Conclusions of the 17th EU-Ukraine Summit

17th EU-Ukraine summit, Ukraine, 27.04.2015/ Donald Tusk, President of the European Council/ Petro Poroshenko, President of Ukraine/ Jean-Claude Juncker, President of the European Commission

 

If you blinked you might have missed it. The 17th EU-Ukraine Summit in Kiev has come and gone without too much fuss. Little media coverage, few analyses, only a joint statement and Donald Tusk’s Tweeter feed to remind us that Ukraine and the European Union have met for the very first time under the new Association Agreement. It is also the first Summit to take place after Viktor Yanukovych was ousted from power more than a year ago.

The importance and outcome of the Summit remain by no means secondary. If anything, resuming this high-level bilateral meeting signals a less volatile, albeit still dangerous situation in Eastern Ukraine. The Summit comes at a time when the EU is hoping for a continued clampdown on corruption, as the Ukrainian government is making notable progress in key areas of state reform. In the joint statement, European Commission President Jean-Claude Juncker and Council President Donald Tusk also commended efforts undertaken by the officials in Kiev in preparing to implement the DCFTA agreement (Deep and Comprehensive Free Trade Area) – the bone of contention that led to the 2014 Ukrainian revolution. The EU officials praised President Poroshenko’s commitment to restructuring the energy sector, including the heavily subsidized oil and gas company – Naftogaz. On the urgent issues of territorial integrity the leaders present at the Kiev Summit reaffirmed their condemnation of Russia’s actions of illegally annexing Crimea, while also “calling on all parties to swiftly and fully implement the Minsk Agreement.”

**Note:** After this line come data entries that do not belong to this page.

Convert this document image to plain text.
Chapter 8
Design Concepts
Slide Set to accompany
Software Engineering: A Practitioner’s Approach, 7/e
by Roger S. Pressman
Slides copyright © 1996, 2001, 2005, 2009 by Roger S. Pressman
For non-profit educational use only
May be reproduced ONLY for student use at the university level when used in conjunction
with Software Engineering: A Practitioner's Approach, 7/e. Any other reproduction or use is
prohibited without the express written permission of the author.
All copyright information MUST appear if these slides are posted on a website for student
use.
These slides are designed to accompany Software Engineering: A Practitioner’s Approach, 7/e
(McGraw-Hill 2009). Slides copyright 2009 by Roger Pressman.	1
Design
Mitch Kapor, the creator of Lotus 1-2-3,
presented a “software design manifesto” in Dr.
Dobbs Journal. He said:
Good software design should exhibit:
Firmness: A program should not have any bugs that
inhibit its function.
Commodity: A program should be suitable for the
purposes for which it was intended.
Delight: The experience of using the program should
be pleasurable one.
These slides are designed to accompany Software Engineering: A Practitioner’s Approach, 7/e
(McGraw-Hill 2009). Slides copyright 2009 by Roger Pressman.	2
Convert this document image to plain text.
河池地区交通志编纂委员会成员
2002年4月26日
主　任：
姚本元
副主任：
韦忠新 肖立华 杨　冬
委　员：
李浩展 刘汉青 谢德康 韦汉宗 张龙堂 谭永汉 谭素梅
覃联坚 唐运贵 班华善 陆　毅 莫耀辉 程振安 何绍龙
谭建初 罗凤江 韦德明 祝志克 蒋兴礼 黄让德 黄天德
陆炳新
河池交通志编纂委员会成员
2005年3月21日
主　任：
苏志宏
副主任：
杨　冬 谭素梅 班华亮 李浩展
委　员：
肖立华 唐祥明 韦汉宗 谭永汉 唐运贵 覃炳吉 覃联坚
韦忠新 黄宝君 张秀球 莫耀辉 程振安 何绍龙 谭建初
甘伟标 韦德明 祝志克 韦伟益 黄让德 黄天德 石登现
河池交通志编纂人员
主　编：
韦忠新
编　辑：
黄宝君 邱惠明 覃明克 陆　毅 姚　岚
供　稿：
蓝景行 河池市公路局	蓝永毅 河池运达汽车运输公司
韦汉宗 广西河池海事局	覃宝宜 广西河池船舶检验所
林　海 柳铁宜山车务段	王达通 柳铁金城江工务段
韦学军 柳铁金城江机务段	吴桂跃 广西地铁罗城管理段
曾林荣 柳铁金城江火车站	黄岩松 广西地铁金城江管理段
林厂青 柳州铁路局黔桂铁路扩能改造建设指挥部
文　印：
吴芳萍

But all was not quiet on the eastern front. According to Reuters, even as the Summit unfolded the Ukrainian army reported one serviceman dead, as shelling intensified in the pro-Russian rebel-held east and south-east. The ongoing upheaval is a real threat to regional stability and to Ukraine’s sovereignty and control over its own territory. The Minsk Agreement continues to be violated, with observers from the Organization for Security and Cooperation in Europe (OSCE) reporting an increase in shelling and fighting still happening in the eastern part of the country. The conflict between Russian-backed separatists and Kiev has displaced over 1 million people and left more than 6.000 dead, both military and civilian.

The joint EU-Ukraine statement also notes that under the € 11 billion financial support pledged by the European Union, some € 6 billion has been already disbursed. Given the situation on the ground the Ukrainian President, Petro Poroshenko, was hoping to get more out of this summit than a mission statement and a pledge for more financial support. Mr. Poroshenko wanted a show of solidarity in the form of EU peacekeepers being sent to Ukraine. The European Council President, Donald Tusk, ruled out such a possibility at this point, announcing on Twitter that “EU will send civilian assessment mission to Ukraine.” In dealing with the Ukrainian crisis, the European Union has consistently excluded the option of sending military assistance, relying on economic sanctions to deter Russia from seeking further escalation.